On the adventure side of things are trips to the Dubai Aquarium and Underwater Zoo, fun waterparks such as the Atlantis Aquaventure Waterpark. Whether it’s swimming with the sharks in a cage underwater in the former, or sliding through shark-filled lagoon rides in the latter, you would not return home bored. Again, be sure to book your tickets in advance here and survey online for the latest developments for tourists, as some of the slides and activities in waterparks remain closed due to COVID-19 restrictions.
And the list doesn’t just end here —
- Tandem Skydiving Dubai beckons all adrenaline junkies to experience a free fall like never before.
- Anthophiles must find their way to the world’s largest garden, Dubai Miracle Garden and witness the largest Emirates aircraft, curated
entirely with flowers.
- Children are drawn to mega-adventure parks like Legoland Dubai and so much more that makes Dubai, like I said, a paradoxical paradise for all.
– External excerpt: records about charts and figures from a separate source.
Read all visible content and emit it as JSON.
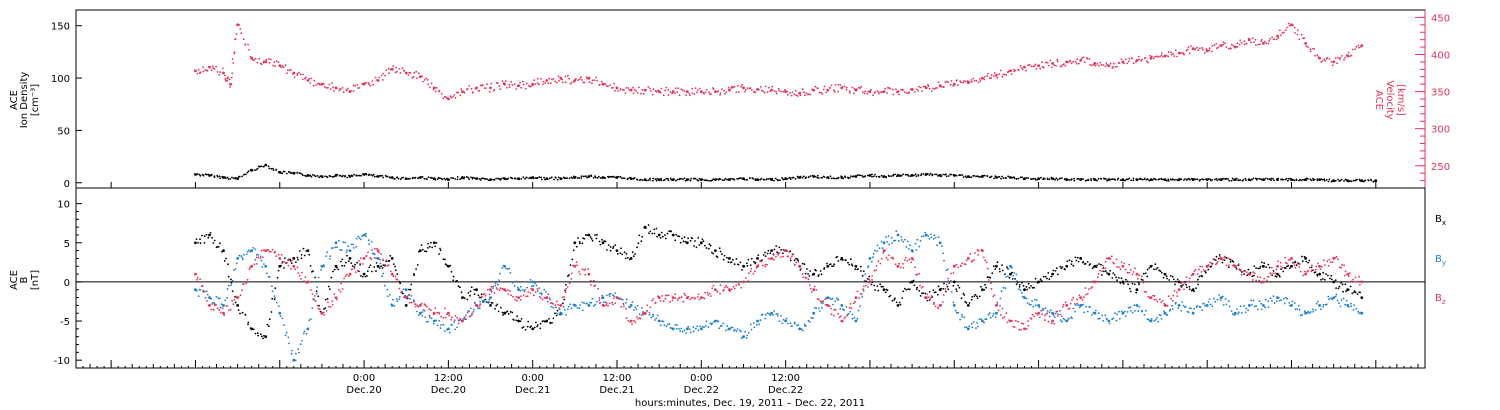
{
  "chart_data": [
    {
      "type": "scatter",
      "panel": "top",
      "ylabel_left": [
        "ACE",
        "Ion Density",
        "[cm⁻³]"
      ],
      "ylabel_right": [
        "ACE",
        "Velocity",
        "[km/s]"
      ],
      "ylim_left": [
        -5,
        165
      ],
      "yticks_left": [
        0,
        50,
        100,
        150
      ],
      "ylim_right": [
        220,
        460
      ],
      "yticks_right": [
        250,
        300,
        350,
        400,
        450
      ],
      "series": [
        {
          "axis": "left",
          "color": "#000000",
          "x": [
            0,
            2,
            4,
            6,
            8,
            10,
            12,
            14,
            16,
            18,
            20,
            22,
            24,
            26,
            28,
            30,
            32,
            34,
            36,
            38,
            40,
            42,
            44,
            46,
            48,
            50,
            52,
            54,
            56,
            58,
            60,
            62,
            64,
            66,
            68,
            70,
            72,
            74,
            76,
            78,
            80,
            82,
            84,
            86,
            88,
            90,
            92,
            94,
            96,
            98,
            100,
            102,
            104,
            106,
            108,
            110,
            112,
            114,
            116,
            118,
            120,
            122,
            124,
            126,
            128,
            130,
            132,
            134,
            136,
            138,
            140,
            142,
            144,
            146,
            148,
            150,
            152,
            154,
            156,
            158,
            160,
            162,
            164,
            166,
            168
          ],
          "values": [
            8,
            7,
            5,
            4,
            12,
            17,
            10,
            9,
            7,
            6,
            7,
            6,
            8,
            6,
            5,
            4,
            5,
            4,
            3,
            5,
            4,
            3,
            4,
            4,
            5,
            4,
            4,
            5,
            6,
            5,
            5,
            4,
            3,
            3,
            3,
            3,
            3,
            3,
            3,
            4,
            3,
            3,
            4,
            5,
            6,
            5,
            5,
            6,
            7,
            6,
            7,
            7,
            8,
            7,
            7,
            6,
            6,
            5,
            5,
            4,
            4,
            4,
            3,
            3,
            3,
            3,
            3,
            3,
            3,
            3,
            3,
            3,
            3,
            3,
            3,
            3,
            3,
            3,
            3,
            3,
            3,
            2,
            2,
            2,
            2
          ]
        },
        {
          "axis": "right",
          "color": "#e8335a",
          "x": [
            0,
            2,
            4,
            5,
            6,
            8,
            10,
            12,
            14,
            16,
            18,
            20,
            22,
            24,
            26,
            28,
            30,
            32,
            34,
            36,
            38,
            40,
            42,
            44,
            46,
            48,
            50,
            52,
            54,
            56,
            58,
            60,
            62,
            64,
            66,
            68,
            70,
            72,
            74,
            76,
            78,
            80,
            82,
            84,
            86,
            88,
            90,
            92,
            94,
            96,
            98,
            100,
            102,
            104,
            106,
            108,
            110,
            112,
            114,
            116,
            118,
            120,
            122,
            124,
            126,
            128,
            130,
            132,
            134,
            136,
            138,
            140,
            142,
            144,
            146,
            148,
            150,
            152,
            154,
            156,
            158,
            160,
            162,
            164,
            166
          ],
          "values": [
            378,
            383,
            375,
            360,
            440,
            395,
            390,
            385,
            375,
            365,
            360,
            355,
            350,
            360,
            365,
            380,
            375,
            370,
            355,
            340,
            350,
            355,
            355,
            360,
            358,
            360,
            365,
            368,
            365,
            368,
            360,
            355,
            352,
            352,
            350,
            350,
            350,
            350,
            350,
            352,
            355,
            353,
            352,
            350,
            348,
            352,
            352,
            355,
            352,
            350,
            350,
            350,
            353,
            355,
            358,
            360,
            362,
            368,
            372,
            378,
            383,
            385,
            388,
            390,
            392,
            388,
            385,
            390,
            392,
            395,
            398,
            402,
            408,
            405,
            412,
            410,
            420,
            415,
            425,
            440,
            415,
            395,
            390,
            398,
            412
          ]
        }
      ]
    },
    {
      "type": "scatter",
      "panel": "bottom",
      "ylabel": [
        "ACE",
        "B",
        "[nT]"
      ],
      "ylim": [
        -11,
        12
      ],
      "yticks": [
        -10,
        -5,
        0,
        5,
        10
      ],
      "zero_line": true,
      "series": [
        {
          "name": "Bₓ",
          "color": "#000000",
          "x": [
            0,
            2,
            4,
            6,
            8,
            10,
            12,
            14,
            16,
            18,
            20,
            22,
            24,
            26,
            28,
            30,
            32,
            34,
            36,
            38,
            40,
            42,
            44,
            46,
            48,
            50,
            52,
            54,
            56,
            58,
            60,
            62,
            64,
            66,
            68,
            70,
            72,
            74,
            76,
            78,
            80,
            82,
            84,
            86,
            88,
            90,
            92,
            94,
            96,
            98,
            100,
            102,
            104,
            106,
            108,
            110,
            112,
            114,
            116,
            118,
            120,
            122,
            124,
            126,
            128,
            130,
            132,
            134,
            136,
            138,
            140,
            142,
            144,
            146,
            148,
            150,
            152,
            154,
            156,
            158,
            160,
            162,
            164,
            166
          ],
          "values": [
            5,
            6,
            4,
            -3,
            -6,
            -7,
            2,
            3,
            4,
            -4,
            2,
            3,
            1,
            2,
            3,
            -3,
            4,
            5,
            2,
            -2,
            -1,
            -3,
            -4,
            -5,
            -6,
            -5,
            -4,
            5,
            6,
            5,
            4,
            3,
            7,
            6,
            6,
            5,
            5,
            4,
            3,
            2,
            3,
            4,
            4,
            2,
            1,
            2,
            3,
            2,
            0,
            -1,
            -3,
            0,
            -2,
            -1,
            0,
            -3,
            -1,
            2,
            1,
            -1,
            0,
            1,
            2,
            3,
            2,
            1,
            0,
            -1,
            2,
            1,
            0,
            -1,
            2,
            3,
            2,
            1,
            2,
            1,
            2,
            3,
            1,
            0,
            -1,
            -2
          ]
        },
        {
          "name": "Bᵧ",
          "color": "#1a7fd4",
          "x": [
            0,
            2,
            4,
            6,
            8,
            10,
            12,
            14,
            16,
            18,
            20,
            22,
            24,
            26,
            28,
            30,
            32,
            34,
            36,
            38,
            40,
            42,
            44,
            46,
            48,
            50,
            52,
            54,
            56,
            58,
            60,
            62,
            64,
            66,
            68,
            70,
            72,
            74,
            76,
            78,
            80,
            82,
            84,
            86,
            88,
            90,
            92,
            94,
            96,
            98,
            100,
            102,
            104,
            106,
            108,
            110,
            112,
            114,
            116,
            118,
            120,
            122,
            124,
            126,
            128,
            130,
            132,
            134,
            136,
            138,
            140,
            142,
            144,
            146,
            148,
            150,
            152,
            154,
            156,
            158,
            160,
            162,
            164,
            166
          ],
          "values": [
            -1,
            -2,
            -3,
            3,
            4,
            2,
            -4,
            -10,
            -6,
            2,
            5,
            4,
            6,
            3,
            -3,
            -1,
            -4,
            -5,
            -6,
            -5,
            -3,
            -2,
            2,
            -1,
            0,
            -2,
            -4,
            -3,
            -3,
            -2,
            -2,
            -3,
            -4,
            -5,
            -6,
            -6,
            -6,
            -5,
            -6,
            -7,
            -5,
            -4,
            -5,
            -6,
            -4,
            -2,
            -3,
            -5,
            3,
            5,
            6,
            4,
            6,
            5,
            -3,
            -6,
            -5,
            -4,
            2,
            -2,
            -3,
            -4,
            -5,
            -3,
            -4,
            -5,
            -4,
            -3,
            -5,
            -4,
            -3,
            -4,
            -3,
            -2,
            -4,
            -3,
            -3,
            -2,
            -3,
            -4,
            -3,
            -2,
            -3,
            -4
          ]
        },
        {
          "name": "Bₔ",
          "color": "#e8335a",
          "x": [
            0,
            2,
            4,
            6,
            8,
            10,
            12,
            14,
            16,
            18,
            20,
            22,
            24,
            26,
            28,
            30,
            32,
            34,
            36,
            38,
            40,
            42,
            44,
            46,
            48,
            50,
            52,
            54,
            56,
            58,
            60,
            62,
            64,
            66,
            68,
            70,
            72,
            74,
            76,
            78,
            80,
            82,
            84,
            86,
            88,
            90,
            92,
            94,
            96,
            98,
            100,
            102,
            104,
            106,
            108,
            110,
            112,
            114,
            116,
            118,
            120,
            122,
            124,
            126,
            128,
            130,
            132,
            134,
            136,
            138,
            140,
            142,
            144,
            146,
            148,
            150,
            152,
            154,
            156,
            158,
            160,
            162,
            164,
            166
          ],
          "values": [
            1,
            -3,
            -4,
            -2,
            2,
            4,
            3,
            2,
            0,
            -4,
            -2,
            1,
            3,
            4,
            1,
            -2,
            -3,
            -4,
            -4,
            -5,
            -3,
            -1,
            -1,
            -2,
            -1,
            -2,
            -3,
            2,
            1,
            -3,
            -2,
            -5,
            -4,
            -2,
            -2,
            -2,
            -2,
            -1,
            -1,
            0,
            2,
            3,
            4,
            2,
            -1,
            -3,
            -5,
            -2,
            0,
            4,
            2,
            3,
            -2,
            -3,
            2,
            3,
            4,
            -3,
            -5,
            -6,
            -4,
            -5,
            -3,
            -2,
            0,
            3,
            2,
            1,
            -2,
            -3,
            -1,
            1,
            2,
            3,
            2,
            1,
            0,
            2,
            3,
            1,
            2,
            3,
            1,
            0
          ]
        }
      ]
    }
  ],
  "x_axis": {
    "range_hours": [
      -17,
      175
    ],
    "major_ticks": [
      {
        "hour": 24,
        "time": "0:00",
        "date": "Dec.20"
      },
      {
        "hour": 36,
        "time": "12:00",
        "date": "Dec.20"
      },
      {
        "hour": 48,
        "time": "0:00",
        "date": "Dec.21"
      },
      {
        "hour": 60,
        "time": "12:00",
        "date": "Dec.21"
      },
      {
        "hour": 72,
        "time": "0:00",
        "date": "Dec.22"
      },
      {
        "hour": 84,
        "time": "12:00",
        "date": "Dec.22"
      }
    ],
    "title": "hours:minutes, Dec. 19, 2011 – Dec. 22, 2011"
  },
  "legend": {
    "bx_label": "B",
    "bx_sub": "x",
    "by_label": "B",
    "by_sub": "y",
    "bz_label": "B",
    "bz_sub": "z"
  }
}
Juggling to see it all in one go, is setting yourself up for assured failure. I too (with much dismay) could not make the most of my six days here and had to miss out on so many sights and activities. But that’s what second servings are for, right? Dubai has mastered the art of seduction and is deft in leaving its tourists wanting more. So, book your tickets, pack your bags, and get going Habibi!